National resources have been stolen. Growth is minimal, and foreign creditors are actively warning against keeping current levels of social spending, let alone expanding spending. Poverty is increasing, inequality is deepening, and unemployment continues to defy policies in its structural destruction.

So, pretty words aside, if we are committed to eradicating poverty, what is to be done? The following, we submit, are the necessary ingredients for embarking on real commitment to eradicating poverty. A six-point plan:

  1. Establish a dedicated nerve centre protected within the Presidency but independent of political patronage to study, dissect and understand poverty and inequality, its current and projected trajectory, combining both qualitative and quantitative work, and drawing freely and regularly on local and global expertise and empirical works and workings. The authority of this centre needs to bind all departments, but must be agile. It does not belong in a Policy Unit or a department of monitoring. It should be as alive as a heartbeat and able to provide a synopsis and analysis of the impact of all proposed policies on poverty and. inequality There are great examples of similar entities recently established in a number of progressive countries to begin to guide thinking
  2. Resurrect the Poverty Hearings held in 1998 and 2008. Let people be heard as the current commissions are doing. Cathartic telling of pain and indignities must be heard by all.
  3. Return to regular, comparable measurement of poverty and inequality. Without sufficient measurement we cannot locate where we came from, we can’t plan or plot for any way forward or allocate appropriate measures towards this, and we run the risk of believing our own propaganda. StatsSA has greatly reduced the regularity and comprehensiveness of their surveys, apparently due to a slashing of their budgets.
  4. Adopt rational, transparent measurements that point to our end goal as well as our point of departure. Last year the national Decent Standard of Living was released, funded by the Department of Social Development. The monetarised value of a decent standard of living was calculated at R7,043 per person per month. A dismal 3% of South Africans met that standard in 2018. Make this the baseline and work from that towards universal enjoyment of a decent life. Remember – not measuring does not make the problem go away!
  5. Redistribute proudly and directly through social grants which have been hailed as the most effective poverty alleviation programme yet embraced by the state.
  6. Pilot boldly, embracing negative outcomes as positive learnings about what does NOT work.

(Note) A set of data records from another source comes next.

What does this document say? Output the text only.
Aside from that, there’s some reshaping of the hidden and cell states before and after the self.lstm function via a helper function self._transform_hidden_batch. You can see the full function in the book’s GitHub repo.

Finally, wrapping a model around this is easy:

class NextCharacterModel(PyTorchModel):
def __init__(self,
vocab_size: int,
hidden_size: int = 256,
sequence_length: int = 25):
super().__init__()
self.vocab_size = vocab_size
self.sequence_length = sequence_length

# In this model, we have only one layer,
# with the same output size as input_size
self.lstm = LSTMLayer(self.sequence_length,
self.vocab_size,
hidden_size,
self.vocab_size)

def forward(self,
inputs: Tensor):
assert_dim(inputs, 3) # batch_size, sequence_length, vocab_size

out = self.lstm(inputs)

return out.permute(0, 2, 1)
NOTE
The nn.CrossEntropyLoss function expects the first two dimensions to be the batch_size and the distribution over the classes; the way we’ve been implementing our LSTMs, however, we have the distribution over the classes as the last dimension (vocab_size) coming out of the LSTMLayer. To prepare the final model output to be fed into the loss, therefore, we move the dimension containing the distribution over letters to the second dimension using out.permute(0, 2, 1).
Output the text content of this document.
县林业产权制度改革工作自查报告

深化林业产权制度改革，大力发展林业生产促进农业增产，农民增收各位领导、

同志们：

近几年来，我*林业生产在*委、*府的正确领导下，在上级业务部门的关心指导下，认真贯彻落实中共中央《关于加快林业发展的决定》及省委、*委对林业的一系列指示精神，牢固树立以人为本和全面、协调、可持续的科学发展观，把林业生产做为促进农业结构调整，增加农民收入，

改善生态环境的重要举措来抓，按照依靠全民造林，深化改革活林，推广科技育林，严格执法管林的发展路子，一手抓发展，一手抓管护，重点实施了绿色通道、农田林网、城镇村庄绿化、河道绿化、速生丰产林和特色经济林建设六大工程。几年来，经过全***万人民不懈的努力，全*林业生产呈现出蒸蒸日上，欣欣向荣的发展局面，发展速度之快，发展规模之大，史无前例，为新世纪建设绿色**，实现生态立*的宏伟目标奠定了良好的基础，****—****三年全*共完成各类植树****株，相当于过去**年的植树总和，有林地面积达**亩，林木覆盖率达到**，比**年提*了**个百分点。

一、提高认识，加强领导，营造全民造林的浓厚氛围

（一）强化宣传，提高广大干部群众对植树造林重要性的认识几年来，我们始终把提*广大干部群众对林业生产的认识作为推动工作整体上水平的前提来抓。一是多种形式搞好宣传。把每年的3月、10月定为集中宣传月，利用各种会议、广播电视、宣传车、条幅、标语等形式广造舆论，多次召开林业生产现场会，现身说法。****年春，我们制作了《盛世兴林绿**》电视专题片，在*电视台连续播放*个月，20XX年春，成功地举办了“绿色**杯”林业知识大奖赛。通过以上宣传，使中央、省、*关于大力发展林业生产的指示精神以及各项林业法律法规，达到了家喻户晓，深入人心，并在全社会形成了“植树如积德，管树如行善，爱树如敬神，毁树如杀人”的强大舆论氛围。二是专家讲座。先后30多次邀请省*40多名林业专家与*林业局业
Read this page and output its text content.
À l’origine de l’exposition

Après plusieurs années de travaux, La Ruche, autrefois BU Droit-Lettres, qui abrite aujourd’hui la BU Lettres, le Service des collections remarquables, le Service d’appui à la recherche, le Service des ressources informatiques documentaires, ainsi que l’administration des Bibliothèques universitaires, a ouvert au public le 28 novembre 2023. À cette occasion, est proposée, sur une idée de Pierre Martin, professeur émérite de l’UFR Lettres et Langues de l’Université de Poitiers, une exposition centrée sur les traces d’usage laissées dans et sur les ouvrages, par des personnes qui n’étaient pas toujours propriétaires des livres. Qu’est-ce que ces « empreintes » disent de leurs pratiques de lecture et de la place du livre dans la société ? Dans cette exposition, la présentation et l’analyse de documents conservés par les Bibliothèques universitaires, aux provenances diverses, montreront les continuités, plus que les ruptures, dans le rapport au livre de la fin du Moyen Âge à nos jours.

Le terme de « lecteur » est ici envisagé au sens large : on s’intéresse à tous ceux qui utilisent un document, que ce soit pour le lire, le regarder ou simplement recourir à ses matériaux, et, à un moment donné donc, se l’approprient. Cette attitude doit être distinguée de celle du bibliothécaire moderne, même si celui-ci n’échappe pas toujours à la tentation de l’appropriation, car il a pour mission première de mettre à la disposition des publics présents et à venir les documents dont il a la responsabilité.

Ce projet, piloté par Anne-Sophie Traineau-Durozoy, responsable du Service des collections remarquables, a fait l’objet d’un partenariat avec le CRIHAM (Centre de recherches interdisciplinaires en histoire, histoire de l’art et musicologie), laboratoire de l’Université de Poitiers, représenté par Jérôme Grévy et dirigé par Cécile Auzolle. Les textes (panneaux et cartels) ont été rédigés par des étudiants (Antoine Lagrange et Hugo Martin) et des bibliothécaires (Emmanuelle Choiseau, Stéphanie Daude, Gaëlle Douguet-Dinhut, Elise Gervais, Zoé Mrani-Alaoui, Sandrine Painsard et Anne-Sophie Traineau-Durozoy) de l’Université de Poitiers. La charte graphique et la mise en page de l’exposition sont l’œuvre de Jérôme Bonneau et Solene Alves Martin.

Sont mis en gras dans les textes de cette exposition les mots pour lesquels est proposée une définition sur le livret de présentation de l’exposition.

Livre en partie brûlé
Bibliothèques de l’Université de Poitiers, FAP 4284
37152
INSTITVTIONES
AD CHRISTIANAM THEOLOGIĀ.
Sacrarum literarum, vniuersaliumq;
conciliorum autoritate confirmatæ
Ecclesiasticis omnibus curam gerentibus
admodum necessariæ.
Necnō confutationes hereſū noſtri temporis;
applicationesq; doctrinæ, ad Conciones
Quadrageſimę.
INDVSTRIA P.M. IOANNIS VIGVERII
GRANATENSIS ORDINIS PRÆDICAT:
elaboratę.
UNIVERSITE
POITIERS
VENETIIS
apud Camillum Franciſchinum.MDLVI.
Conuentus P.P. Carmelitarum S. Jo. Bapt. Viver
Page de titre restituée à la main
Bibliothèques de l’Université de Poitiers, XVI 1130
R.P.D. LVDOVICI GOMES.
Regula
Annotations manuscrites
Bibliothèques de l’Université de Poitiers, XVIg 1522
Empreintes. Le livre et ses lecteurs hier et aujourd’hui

Does the appointment of the former Minister for Small Business Development augur well for the above thinking? It is time that we accept that people living in destitution seldom have the wherewithal to turn into micro tycoons. The ANC seems stuck in in the discarded theory of solving poverty through some trickle down of Thatcherite dimensions.1

Our shameful self- knowledge birthed in this lapsarian moment needs to drive us to do the right thing. Poverty is political. Move beyond the poverty rhetoric Mr President. It is the right thing to do.